「先輩って言っても、そう呼ばれるほどできた先輩じゃねえけどな」
「いいえ。先輩は……三年生さん、ですか」
「すげえ嫌だけど、当たり。今年受験とか信じたくねえ」


 高校生にもなると学年の区別なんて分からない、と誰かが言っていたけれど、それでもやっぱり分かってしまう。なんとなくだったとしても、だいたい当たっているものだ。
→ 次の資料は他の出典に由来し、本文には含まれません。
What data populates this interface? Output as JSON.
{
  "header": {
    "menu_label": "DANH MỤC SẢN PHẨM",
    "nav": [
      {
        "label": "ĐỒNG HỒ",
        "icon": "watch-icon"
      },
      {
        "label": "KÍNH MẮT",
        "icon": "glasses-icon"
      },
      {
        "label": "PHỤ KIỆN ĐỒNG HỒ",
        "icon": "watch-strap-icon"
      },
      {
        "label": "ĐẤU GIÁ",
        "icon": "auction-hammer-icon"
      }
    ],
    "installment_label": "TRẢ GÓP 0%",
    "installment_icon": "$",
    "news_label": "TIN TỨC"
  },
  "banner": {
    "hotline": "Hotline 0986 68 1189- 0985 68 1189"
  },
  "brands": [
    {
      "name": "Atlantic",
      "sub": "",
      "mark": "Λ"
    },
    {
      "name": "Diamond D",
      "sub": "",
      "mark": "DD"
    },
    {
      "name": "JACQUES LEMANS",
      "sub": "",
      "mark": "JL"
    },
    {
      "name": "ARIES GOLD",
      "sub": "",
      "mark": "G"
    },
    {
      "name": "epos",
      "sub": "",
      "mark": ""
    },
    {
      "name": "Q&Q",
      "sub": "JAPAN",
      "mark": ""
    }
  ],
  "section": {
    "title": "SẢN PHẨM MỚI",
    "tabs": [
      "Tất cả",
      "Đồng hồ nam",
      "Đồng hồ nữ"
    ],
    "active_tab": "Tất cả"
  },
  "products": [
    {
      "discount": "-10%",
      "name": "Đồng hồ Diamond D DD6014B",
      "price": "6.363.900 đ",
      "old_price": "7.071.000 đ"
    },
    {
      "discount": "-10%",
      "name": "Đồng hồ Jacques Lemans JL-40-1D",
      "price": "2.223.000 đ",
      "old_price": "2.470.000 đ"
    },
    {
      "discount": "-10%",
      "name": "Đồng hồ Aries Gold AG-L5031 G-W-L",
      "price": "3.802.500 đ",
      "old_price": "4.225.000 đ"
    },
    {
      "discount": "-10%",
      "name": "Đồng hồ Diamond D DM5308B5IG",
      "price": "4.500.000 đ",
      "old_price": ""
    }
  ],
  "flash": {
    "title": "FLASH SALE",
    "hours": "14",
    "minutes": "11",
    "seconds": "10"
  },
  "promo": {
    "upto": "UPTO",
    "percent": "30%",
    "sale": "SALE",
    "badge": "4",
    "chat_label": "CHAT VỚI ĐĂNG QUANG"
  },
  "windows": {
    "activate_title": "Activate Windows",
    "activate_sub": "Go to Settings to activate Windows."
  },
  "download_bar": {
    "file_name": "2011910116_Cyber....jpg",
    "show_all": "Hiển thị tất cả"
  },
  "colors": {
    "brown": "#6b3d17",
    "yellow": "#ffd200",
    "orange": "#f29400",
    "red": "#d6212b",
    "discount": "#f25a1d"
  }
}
 こんなこと口が裂けても言えないけれど、クラスメイトとは安心感がまるで違う。先輩は、わたしみたいなちっぽけな人間よりも、ずっとずっと大人に見えた。生まれた年がふたつしか違わないのに、この差は本当に大きなものだ。


「お、来た」


 そのとき、ガタンゴトンとオノマトペ通りの音を立てて、再び電車がやってきた。さらりと桜色の風が吹いて、先輩の髪が揺れる。


「今度は乗れそうか?」


 からかうような口調で訊かれ、はい、とうなずく。わたしの返事に「よし」と笑った先輩は、ベンチから立ち上がって鞄を持った。

 右から走ってきた電車が、数十分前を彷彿とさせるように目の前で止まる。キイ────という耳障りな音はさっきと何も変わっていないのに、今はあまり気にならなかった。